Published 26 March 2024 5:59am

By Pablo Vinales

Source: SBS News

A group of crossbenchers are calling on the immigration minister to provide a resolution for almost 9,000 asylum seekers who arrived in Australia over a decade ago and remain stuck in ‘limbo’.

Key Points

  • Thousands of asylum seekers who arrived in Australia by boat before 2012 have been kept in limbo since then.
  • A group of crossbenchers is demanding the immigration minister resolve the cases and provide permanent pathways.
  • Almost 9,000 asylum seekers are on bridging visas that have been renewed every six months for more than a decade.

Piume Kaneshan’s childhood memories of life back in Sri Lanka are vague, but her perilous voyage to venture beyond its shores is without doubt the clearest.

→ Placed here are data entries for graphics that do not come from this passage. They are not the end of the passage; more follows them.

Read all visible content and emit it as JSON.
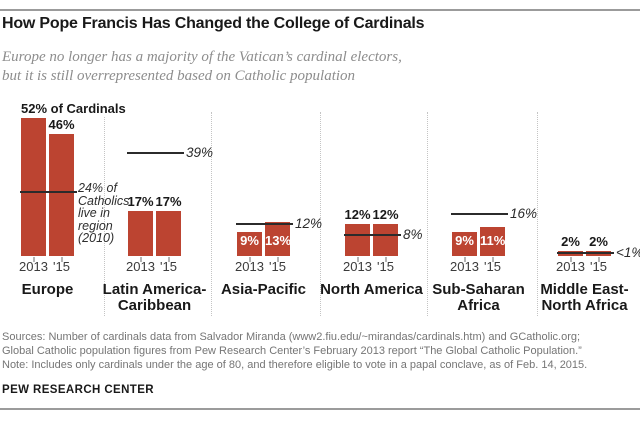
{
  "header": {
    "title": "How Pope Francis Has Changed the College of Cardinals",
    "subtitle_lines": [
      "Europe no longer has a majority of the Vatican’s cardinal electors,",
      "but it is still overrepresented based on Catholic population"
    ]
  },
  "chart_data": {
    "type": "bar",
    "title": "How Pope Francis Has Changed the College of Cardinals",
    "categories": [
      "2013",
      "'15"
    ],
    "ylim": [
      0,
      55
    ],
    "grid": false,
    "legend": "none",
    "colors": {
      "bar": "#bc4431",
      "reference_line": "#2b2b2b"
    },
    "series_note": "bars = % of cardinal electors; line = % of Catholics living in region (2010)",
    "regions": [
      {
        "name_lines": [
          "Europe"
        ],
        "values": [
          52,
          46
        ],
        "bar_labels": [
          "52% of Cardinals",
          "46%"
        ],
        "bar_label_style": "above",
        "first_label_wide": true,
        "population_pct": 24,
        "population_label_lines": [
          "24% of",
          "Catholics",
          "live in",
          "region",
          "(2010)"
        ]
      },
      {
        "name_lines": [
          "Latin America-",
          "Caribbean"
        ],
        "values": [
          17,
          17
        ],
        "bar_labels": [
          "17%",
          "17%"
        ],
        "bar_label_style": "above",
        "population_pct": 39,
        "population_label_lines": [
          "39%"
        ]
      },
      {
        "name_lines": [
          "Asia-Pacific"
        ],
        "values": [
          9,
          13
        ],
        "bar_labels": [
          "9%",
          "13%"
        ],
        "bar_label_style": "inside",
        "population_pct": 12,
        "population_label_lines": [
          "12%"
        ]
      },
      {
        "name_lines": [
          "North America"
        ],
        "values": [
          12,
          12
        ],
        "bar_labels": [
          "12%",
          "12%"
        ],
        "bar_label_style": "above",
        "population_pct": 8,
        "population_label_lines": [
          "8%"
        ]
      },
      {
        "name_lines": [
          "Sub-Saharan",
          "Africa"
        ],
        "values": [
          9,
          11
        ],
        "bar_labels": [
          "9%",
          "11%"
        ],
        "bar_label_style": "inside",
        "population_pct": 16,
        "population_label_lines": [
          "16%"
        ]
      },
      {
        "name_lines": [
          "Middle East-",
          "North Africa"
        ],
        "values": [
          2,
          2
        ],
        "bar_labels": [
          "2%",
          "2%"
        ],
        "bar_label_style": "above",
        "population_pct": 1,
        "population_pct_display": "<1%",
        "population_label_lines": [
          "<1%"
        ]
      }
    ]
  },
  "footer": {
    "source_lines": [
      "Sources: Number of cardinals data from Salvador Miranda (www2.fiu.edu/~mirandas/cardinals.htm) and GCatholic.org;",
      "Global Catholic population figures from Pew Research Center’s February 2013 report “The Global Catholic Population.”",
      "Note: Includes only cardinals under the age of 80, and therefore eligible to vote in a papal conclave, as of Feb. 14, 2015."
    ],
    "brand": "PEW RESEARCH CENTER"
  }
}
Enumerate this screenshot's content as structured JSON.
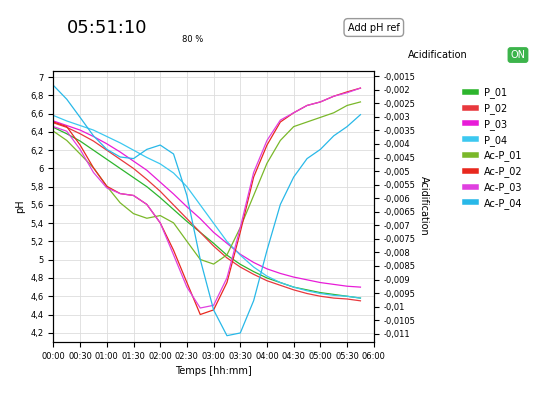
{
  "chart_data": {
    "type": "line",
    "annotations": [
      "05:51:10",
      "80 %",
      "Add pH ref",
      "Acidification",
      "ON"
    ],
    "x_label": "Temps [hh:mm]",
    "y_label": "pH",
    "y2_label": "Acidification",
    "x": [
      0,
      0.25,
      0.5,
      0.75,
      1,
      1.25,
      1.5,
      1.75,
      2,
      2.25,
      2.5,
      2.75,
      3,
      3.25,
      3.5,
      3.75,
      4,
      4.25,
      4.5,
      4.75,
      5,
      5.25,
      5.5,
      5.75
    ],
    "xlim": [
      0,
      6
    ],
    "xticks": [
      {
        "value": 0,
        "label": "00:00"
      },
      {
        "value": 0.5,
        "label": "00:30"
      },
      {
        "value": 1,
        "label": "01:00"
      },
      {
        "value": 1.5,
        "label": "01:30"
      },
      {
        "value": 2,
        "label": "02:00"
      },
      {
        "value": 2.5,
        "label": "02:30"
      },
      {
        "value": 3,
        "label": "03:00"
      },
      {
        "value": 3.5,
        "label": "03:30"
      },
      {
        "value": 4,
        "label": "04:00"
      },
      {
        "value": 4.5,
        "label": "04:30"
      },
      {
        "value": 5,
        "label": "05:00"
      },
      {
        "value": 5.5,
        "label": "05:30"
      },
      {
        "value": 6,
        "label": "06:00"
      }
    ],
    "ylim": [
      4.1,
      7.07
    ],
    "yticks": [
      {
        "value": 4.2,
        "label": "4,2"
      },
      {
        "value": 4.4,
        "label": "4,4"
      },
      {
        "value": 4.6,
        "label": "4,6"
      },
      {
        "value": 4.8,
        "label": "4,8"
      },
      5,
      {
        "value": 5.2,
        "label": "5,2"
      },
      {
        "value": 5.4,
        "label": "5,4"
      },
      {
        "value": 5.6,
        "label": "5,6"
      },
      {
        "value": 5.8,
        "label": "5,8"
      },
      6,
      {
        "value": 6.2,
        "label": "6,2"
      },
      {
        "value": 6.4,
        "label": "6,4"
      },
      {
        "value": 6.6,
        "label": "6,6"
      },
      {
        "value": 6.8,
        "label": "6,8"
      },
      7
    ],
    "y2lim": [
      -0.0113,
      -0.0013
    ],
    "y2ticks": [
      {
        "value": -0.0015,
        "label": "-0,0015"
      },
      {
        "value": -0.002,
        "label": "-0,002"
      },
      {
        "value": -0.0025,
        "label": "-0,0025"
      },
      {
        "value": -0.003,
        "label": "-0,003"
      },
      {
        "value": -0.0035,
        "label": "-0,0035"
      },
      {
        "value": -0.004,
        "label": "-0,004"
      },
      {
        "value": -0.0045,
        "label": "-0,0045"
      },
      {
        "value": -0.005,
        "label": "-0,005"
      },
      {
        "value": -0.0055,
        "label": "-0,0055"
      },
      {
        "value": -0.006,
        "label": "-0,006"
      },
      {
        "value": -0.0065,
        "label": "-0,0065"
      },
      {
        "value": -0.007,
        "label": "-0,007"
      },
      {
        "value": -0.0075,
        "label": "-0,0075"
      },
      {
        "value": -0.008,
        "label": "-0,008"
      },
      {
        "value": -0.0085,
        "label": "-0,0085"
      },
      {
        "value": -0.009,
        "label": "-0,009"
      },
      {
        "value": -0.0095,
        "label": "-0,0095"
      },
      {
        "value": -0.01,
        "label": "-0,01"
      },
      {
        "value": -0.0105,
        "label": "-0,0105"
      },
      {
        "value": -0.011,
        "label": "-0,011"
      }
    ],
    "grid": true,
    "legend": "upper right",
    "series": [
      {
        "name": "P_01",
        "color": "#2db52d",
        "values": [
          6.45,
          6.38,
          6.3,
          6.2,
          6.1,
          6.0,
          5.9,
          5.8,
          5.68,
          5.55,
          5.42,
          5.3,
          5.18,
          5.05,
          4.95,
          4.87,
          4.8,
          4.75,
          4.7,
          4.67,
          4.64,
          4.62,
          4.6,
          4.58
        ]
      },
      {
        "name": "P_02",
        "color": "#e8383d",
        "values": [
          6.5,
          6.45,
          6.38,
          6.3,
          6.2,
          6.1,
          6.0,
          5.88,
          5.75,
          5.6,
          5.45,
          5.3,
          5.15,
          5.02,
          4.92,
          4.84,
          4.77,
          4.72,
          4.67,
          4.63,
          4.6,
          4.58,
          4.57,
          4.55
        ]
      },
      {
        "name": "P_03",
        "color": "#e81cd8",
        "values": [
          6.52,
          6.47,
          6.42,
          6.35,
          6.27,
          6.18,
          6.08,
          5.98,
          5.85,
          5.72,
          5.58,
          5.45,
          5.3,
          5.18,
          5.06,
          4.97,
          4.9,
          4.85,
          4.81,
          4.78,
          4.75,
          4.73,
          4.71,
          4.7
        ]
      },
      {
        "name": "P_04",
        "color": "#3cc8f0",
        "values": [
          6.58,
          6.52,
          6.47,
          6.42,
          6.35,
          6.28,
          6.2,
          6.12,
          6.05,
          5.95,
          5.8,
          5.6,
          5.4,
          5.2,
          5.05,
          4.92,
          4.82,
          4.75,
          4.7,
          4.66,
          4.63,
          4.61,
          4.6,
          4.58
        ]
      },
      {
        "name": "Ac-P_01",
        "color": "#7ab82a",
        "axis": "y2",
        "values": [
          -0.00353,
          -0.00387,
          -0.00437,
          -0.00488,
          -0.00556,
          -0.00617,
          -0.00657,
          -0.00674,
          -0.00664,
          -0.00691,
          -0.00759,
          -0.00826,
          -0.00843,
          -0.00809,
          -0.00708,
          -0.0059,
          -0.00471,
          -0.00387,
          -0.00336,
          -0.00319,
          -0.00302,
          -0.00285,
          -0.00258,
          -0.00245
        ]
      },
      {
        "name": "Ac-P_02",
        "color": "#e8281e",
        "axis": "y2",
        "values": [
          -0.00319,
          -0.00336,
          -0.00404,
          -0.00488,
          -0.00556,
          -0.00583,
          -0.0059,
          -0.00623,
          -0.00691,
          -0.00792,
          -0.00911,
          -0.01029,
          -0.01012,
          -0.00911,
          -0.00725,
          -0.00522,
          -0.00404,
          -0.00319,
          -0.00285,
          -0.00258,
          -0.00245,
          -0.00224,
          -0.00208,
          -0.00194
        ]
      },
      {
        "name": "Ac-P_03",
        "color": "#e040e0",
        "axis": "y2",
        "values": [
          -0.00336,
          -0.00353,
          -0.0042,
          -0.00505,
          -0.00562,
          -0.00583,
          -0.0059,
          -0.00623,
          -0.00691,
          -0.00809,
          -0.00928,
          -0.01005,
          -0.00995,
          -0.00894,
          -0.00708,
          -0.00505,
          -0.00387,
          -0.00312,
          -0.00285,
          -0.00258,
          -0.00245,
          -0.00224,
          -0.00211,
          -0.00194
        ]
      },
      {
        "name": "Ac-P_04",
        "color": "#28b8e8",
        "axis": "y2",
        "values": [
          -0.00184,
          -0.00235,
          -0.00302,
          -0.0037,
          -0.0042,
          -0.00448,
          -0.00454,
          -0.0042,
          -0.00404,
          -0.00437,
          -0.0059,
          -0.00826,
          -0.01012,
          -0.01107,
          -0.01097,
          -0.00978,
          -0.00792,
          -0.00623,
          -0.00522,
          -0.00454,
          -0.0042,
          -0.0037,
          -0.00336,
          -0.00292
        ]
      }
    ]
  }
}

As a seven-year-old, she, her mother, and sister boarded a boat to flee her country of birth, fearing persecution in the years after its civil war in 2009.

It was an 18-day journey and on day six they ran out of food.

“We were terrified … I really didn’t think we were going to make it. We thought we were going to die and no one’s going to know about it,” she told SBS News.

Piume is one of about 9,000 asylum seekers who arrived in Australia more than a decade ago and are stuck in a system originally designed to ‘fast track’ their refugee claims.